Why is the sum of the forces on colliding objects zero? (momentum is conserved)
2006-12-10 07:54:48 · 1 answers · asked by Anonymous in Science & Mathematics ➔ Physics
This follows from the homogeneity of space, a symmetry principle saying that no point in space is special, or that any point can be selected as the coordinate origin without changing the rules of physics.
In classical physics the forces between objects can be derived from a potential function depending on the spatial positions of the objects V(x1,x2,...,xn).

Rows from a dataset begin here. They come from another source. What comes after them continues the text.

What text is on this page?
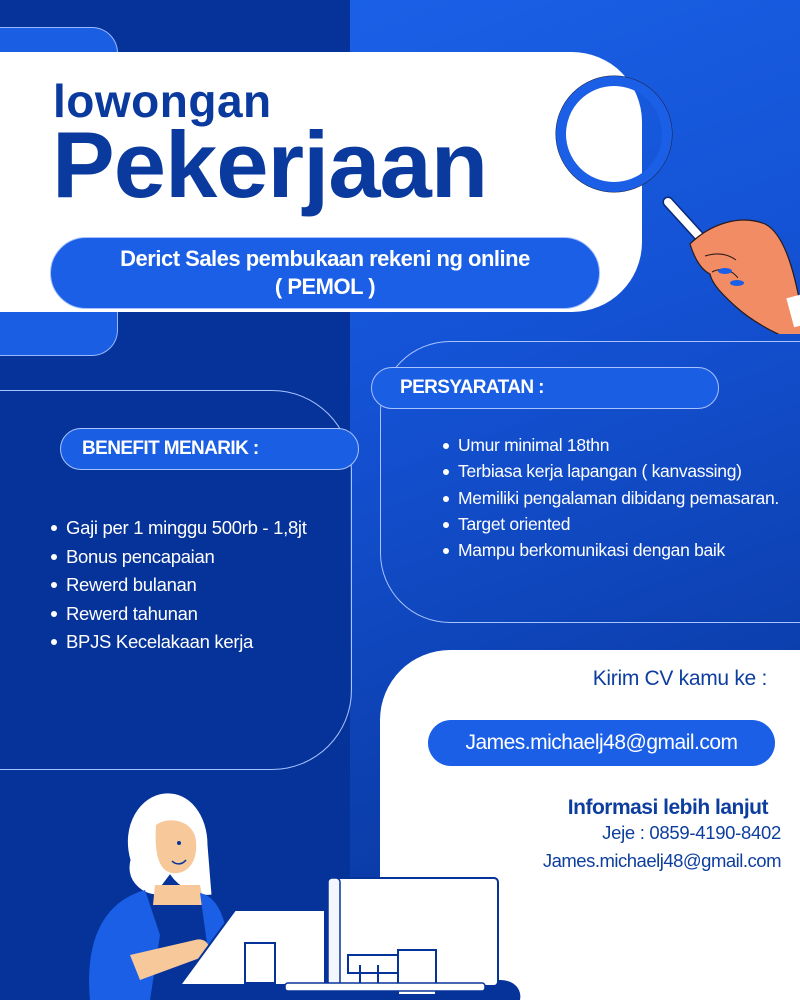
lowongan
Pekerjaan
Derict Sales pembukaan rekeni ng online
( PEMOL )
BENEFIT MENARIK :
Gaji per 1 minggu 500rb - 1,8jt
Bonus pencapaian
Rewerd bulanan
Rewerd tahunan
BPJS Kecelakaan kerja
PERSYARATAN :
Umur minimal 18thn
Terbiasa kerja lapangan ( kanvassing)
Memiliki pengalaman dibidang pemasaran.
Target oriented
Mampu berkomunikasi dengan baik
Kirim CV kamu ke :
James.michaelj48@gmail.com
Informasi lebih lanjut
Jeje : 0859-4190-8402
James.michaelj48@gmail.com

The force associated with position x_i is defined as F_i = -Grad_i V. Because the coordinate origin can be taken as any point in space, adding any vector constant u to all coordinates should have no effect on the value of the potential energy:
V(x1+u,x2+u...,x_n+u) = V(x1,...,x_n)
-->
Grad_u V(x1+u,x2+u...,x_n+u) = 0
-->
Grad_x1 V + ... + Grad_xn V = 0
-->
-[F_1 + F_2 +... + F_n] = 0
i.e. all forces add up to zero. The question as stated only applies to nonrelativistic physics (more generally the momentum of the force field itself also has to be taken into account).
2006-12-12 11:13:44 · answer #1 · answered by shimrod 4 · 0⤊ 0⤋